Трофимцев твердым, уверенным шагом пересек кабинет и, остановившись на пороге, обернулся к Стеше.
– Надеюсь, вам не взбредет в голову сбежать? Это было бы крайне глупо с вашей стороны, – припечатал он на прощанье и вышел.
Она осталась стоять на месте. Удержала себя от того, чтобы броситься следом – потому что невольно качнулась к выходу за ним. А всего-то и нужно – перевести дыхание и сделать еще несколько глотков воды, чтобы хоть немного заглушить жуткое першение в горле, от которого казалось, что она и говорить-то не сможет.
Смогла.
Когда прошло десять минут по часам, а Юхимович так и не нарисовался в кабинете, Стефания все-таки покинула его уверенным и твердым шагом, думая лишь о том, что делает в эту конкретную минуту, и усиленно отгоняя все прочие мысли, которые, впрочем, не спрашивая врывались в ее голову и вызывали ощущение удушья.
Как это случилось?
Как может быть, что с Олегом?
Почему с Олегом?
А с ней? Почему с ней?
А если бы она была на той яхте – то и она бы?.. ведь он звал...
Но ведь не может все это быть всерьез, ведь так?!
– Тина, можете набрать Юхимовича и передать ему, что входы-выходы проверены, мин нет, можно возвращаться на прежние позиции.
Секретарша, замершая за своим столом в приемной, только кивнула, не отрывая от Адамовой глаз – потрясенных и любопытных. Ее же взгляд она чувствовала пылающим затылком все то время, пока шла от директорской двери до выхода из приемной.

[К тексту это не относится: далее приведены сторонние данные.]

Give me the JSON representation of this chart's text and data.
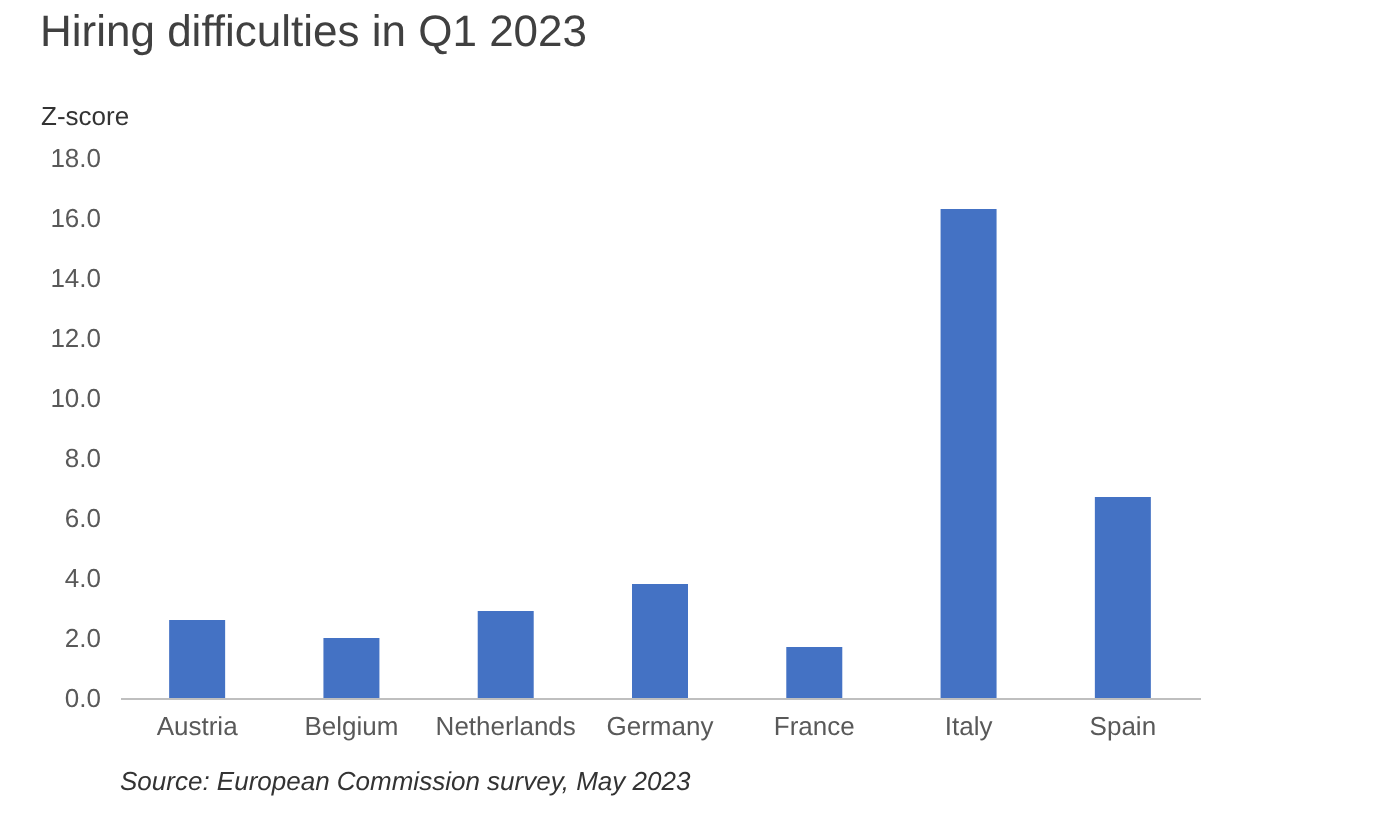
{
  "chart_data": {
    "type": "bar",
    "title": "Hiring difficulties in Q1 2023",
    "ylabel": "Z-score",
    "categories": [
      "Austria",
      "Belgium",
      "Netherlands",
      "Germany",
      "France",
      "Italy",
      "Spain"
    ],
    "values": [
      2.6,
      2.0,
      2.9,
      3.8,
      1.7,
      16.3,
      6.7
    ],
    "color": "#4472c4",
    "ylim": [
      0,
      18
    ],
    "yticks": [
      {
        "value": 0,
        "label": "0.0"
      },
      {
        "value": 2,
        "label": "2.0"
      },
      {
        "value": 4,
        "label": "4.0"
      },
      {
        "value": 6,
        "label": "6.0"
      },
      {
        "value": 8,
        "label": "8.0"
      },
      {
        "value": 10,
        "label": "10.0"
      },
      {
        "value": 12,
        "label": "12.0"
      },
      {
        "value": 14,
        "label": "14.0"
      },
      {
        "value": 16,
        "label": "16.0"
      },
      {
        "value": 18,
        "label": "18.0"
      }
    ],
    "grid": false,
    "annotations": [
      "Source: European Commission survey, May 2023"
    ]
  }
}
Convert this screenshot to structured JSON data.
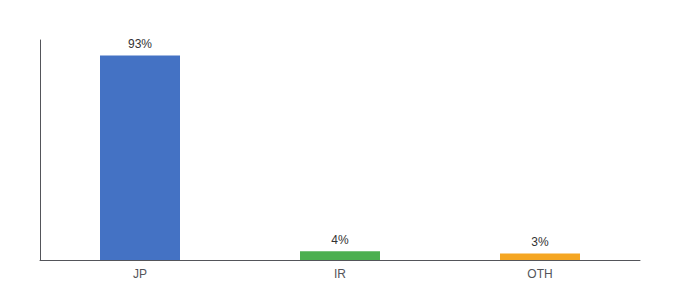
{
  "chart_data": {
    "type": "bar",
    "categories": [
      "JP",
      "IR",
      "OTH"
    ],
    "values": [
      93,
      4,
      3
    ],
    "value_labels": [
      "93%",
      "4%",
      "3%"
    ],
    "colors": [
      "#4472c4",
      "#4caf50",
      "#f5a623"
    ],
    "ylim": [
      0,
      100
    ],
    "grid": false,
    "data_labels": true,
    "tick_labels": "x"
  }
}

Почему-то это стало рубежом, отделившим для нее неосознанность полным пониманием того, что на этом все, шутки закончились. Все остальное она поймет после. И действительную смерть мужчины, с которым была более чем близка. И собственные проблемы, решение которых очень мало от нее зависят.
И что со страхом бесполезно бороться, когда он хватает за горло и не дает дышать.
Стефания вернулась в репетиционный зал. На немой вопрос Жильцова отмахнулась: чепуха. И отыграла намеченное до конца, все еще не позволяя себе расклеиться. Знала, что завтра все обо всем будут знать, но сейчас у нее еще есть это время, что она держит внимание на себе своей работой, а не одиозностью собственной личности.
А потом, когда вышла на воздух, вспомнила, что и правда – ей нужен адвокат. И надо еще подумать, кто. Узнать цены. Прикинуть, насколько это все вообще реально.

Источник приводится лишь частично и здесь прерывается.